Left-Right Symmetry Breaking in CLIP-style Vision-Language Models Trained on Synthetic Spatial-Relation Data

arXiv:2601.12809v1
Originality Incremental advance
AI Analysis

This provides mechanistic insights into spatial understanding in vision-language models, but it is incremental as it focuses on a controlled synthetic setting.

The study investigated how CLIP-style vision-language models learn left-right spatial relations using a synthetic 1D testbed, finding that label diversity drives generalization and that attention interactions break symmetry to enable discrimination.
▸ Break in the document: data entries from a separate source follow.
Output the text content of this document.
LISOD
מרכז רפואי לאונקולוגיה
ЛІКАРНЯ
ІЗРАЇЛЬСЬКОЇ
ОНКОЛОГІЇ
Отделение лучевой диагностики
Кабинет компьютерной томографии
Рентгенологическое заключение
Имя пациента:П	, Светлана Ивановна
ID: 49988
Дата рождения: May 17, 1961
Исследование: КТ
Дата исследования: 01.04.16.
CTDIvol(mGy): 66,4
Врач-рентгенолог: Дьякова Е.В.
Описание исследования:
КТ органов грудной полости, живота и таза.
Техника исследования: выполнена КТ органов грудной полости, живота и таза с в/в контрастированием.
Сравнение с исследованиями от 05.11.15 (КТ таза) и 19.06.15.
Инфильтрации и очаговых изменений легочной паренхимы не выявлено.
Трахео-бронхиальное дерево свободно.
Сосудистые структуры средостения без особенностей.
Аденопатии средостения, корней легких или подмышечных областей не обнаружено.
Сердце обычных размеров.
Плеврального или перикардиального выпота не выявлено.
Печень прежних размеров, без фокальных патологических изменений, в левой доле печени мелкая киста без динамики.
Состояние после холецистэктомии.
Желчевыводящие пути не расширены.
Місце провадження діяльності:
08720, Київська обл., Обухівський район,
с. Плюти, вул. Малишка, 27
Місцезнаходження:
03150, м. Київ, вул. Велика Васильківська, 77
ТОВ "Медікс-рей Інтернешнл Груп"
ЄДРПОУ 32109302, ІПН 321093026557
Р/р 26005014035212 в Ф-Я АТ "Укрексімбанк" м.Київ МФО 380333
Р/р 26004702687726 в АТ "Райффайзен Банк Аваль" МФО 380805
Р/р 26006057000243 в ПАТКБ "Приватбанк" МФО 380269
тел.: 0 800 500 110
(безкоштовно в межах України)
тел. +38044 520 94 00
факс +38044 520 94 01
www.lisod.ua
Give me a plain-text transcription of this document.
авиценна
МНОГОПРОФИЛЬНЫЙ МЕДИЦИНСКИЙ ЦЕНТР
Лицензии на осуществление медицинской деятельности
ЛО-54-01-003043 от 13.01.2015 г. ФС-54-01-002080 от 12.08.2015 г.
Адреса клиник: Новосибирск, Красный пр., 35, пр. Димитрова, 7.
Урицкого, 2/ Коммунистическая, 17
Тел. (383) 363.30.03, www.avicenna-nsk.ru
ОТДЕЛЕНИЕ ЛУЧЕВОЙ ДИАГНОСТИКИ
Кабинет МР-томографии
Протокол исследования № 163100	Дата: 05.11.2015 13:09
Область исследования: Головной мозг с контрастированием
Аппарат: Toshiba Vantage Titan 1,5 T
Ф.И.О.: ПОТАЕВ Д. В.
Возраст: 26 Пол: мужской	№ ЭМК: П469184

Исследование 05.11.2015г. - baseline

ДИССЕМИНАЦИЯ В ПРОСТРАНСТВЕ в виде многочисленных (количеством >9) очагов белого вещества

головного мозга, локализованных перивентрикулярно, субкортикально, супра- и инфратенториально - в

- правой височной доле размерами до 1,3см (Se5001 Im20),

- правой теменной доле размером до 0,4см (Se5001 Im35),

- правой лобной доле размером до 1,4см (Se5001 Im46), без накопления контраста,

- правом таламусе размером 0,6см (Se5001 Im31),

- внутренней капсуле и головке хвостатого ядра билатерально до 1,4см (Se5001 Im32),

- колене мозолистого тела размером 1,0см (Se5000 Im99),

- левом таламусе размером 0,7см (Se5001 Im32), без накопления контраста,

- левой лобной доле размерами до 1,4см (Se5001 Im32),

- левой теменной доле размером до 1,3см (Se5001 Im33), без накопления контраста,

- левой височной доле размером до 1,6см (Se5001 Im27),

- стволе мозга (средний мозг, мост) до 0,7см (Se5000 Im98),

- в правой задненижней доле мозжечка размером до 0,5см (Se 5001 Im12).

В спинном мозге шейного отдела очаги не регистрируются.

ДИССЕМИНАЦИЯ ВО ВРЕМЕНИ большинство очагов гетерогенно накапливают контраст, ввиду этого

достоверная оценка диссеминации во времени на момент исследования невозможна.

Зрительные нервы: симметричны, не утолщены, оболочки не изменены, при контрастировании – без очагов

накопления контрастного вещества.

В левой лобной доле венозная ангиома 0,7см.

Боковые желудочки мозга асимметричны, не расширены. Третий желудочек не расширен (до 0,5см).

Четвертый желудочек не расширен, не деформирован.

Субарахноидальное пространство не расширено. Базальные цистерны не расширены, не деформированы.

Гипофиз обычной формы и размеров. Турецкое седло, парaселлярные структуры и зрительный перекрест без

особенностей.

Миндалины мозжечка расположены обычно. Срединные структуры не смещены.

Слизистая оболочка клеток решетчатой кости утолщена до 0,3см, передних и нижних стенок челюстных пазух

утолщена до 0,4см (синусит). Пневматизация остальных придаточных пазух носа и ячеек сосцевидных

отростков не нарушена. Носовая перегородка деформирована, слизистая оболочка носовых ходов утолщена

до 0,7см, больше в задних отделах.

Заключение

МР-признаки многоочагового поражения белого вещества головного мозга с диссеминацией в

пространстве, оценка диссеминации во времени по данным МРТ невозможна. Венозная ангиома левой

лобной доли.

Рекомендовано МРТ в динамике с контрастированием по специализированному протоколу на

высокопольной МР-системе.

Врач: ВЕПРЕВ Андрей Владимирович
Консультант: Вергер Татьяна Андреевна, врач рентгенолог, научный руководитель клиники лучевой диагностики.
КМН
Spatial understanding remains a key challenge in vision-language models. Yet it is still unclear whether such understanding is truly acquired, and if so, through what mechanisms. We present a controllable 1D image-text testbed to probe how left-right relational understanding emerges in Transformer-based vision and text encoders trained with a CLIP-style contrastive objective. We train lightweight Transformer-based vision and text encoders end-to-end on paired descriptions of one- and two-object scenes and evaluate generalization to unseen object pairs while systematically varying label and layout diversity. We find that contrastive training learns left-right relations and that label diversity, more than layout diversity, is the primary driver of generalization in this setting. To gain the mechanistic understanding, we perform an attention decomposition and show that interactions between positional and token embeddings induce a horizontal attention gradient that breaks left-right symmetry in the encoders; ablating this contribution substantially reduces left-right discrimination. Our results provide a mechanistic insight of when and how CLIP-style models acquire relational competence.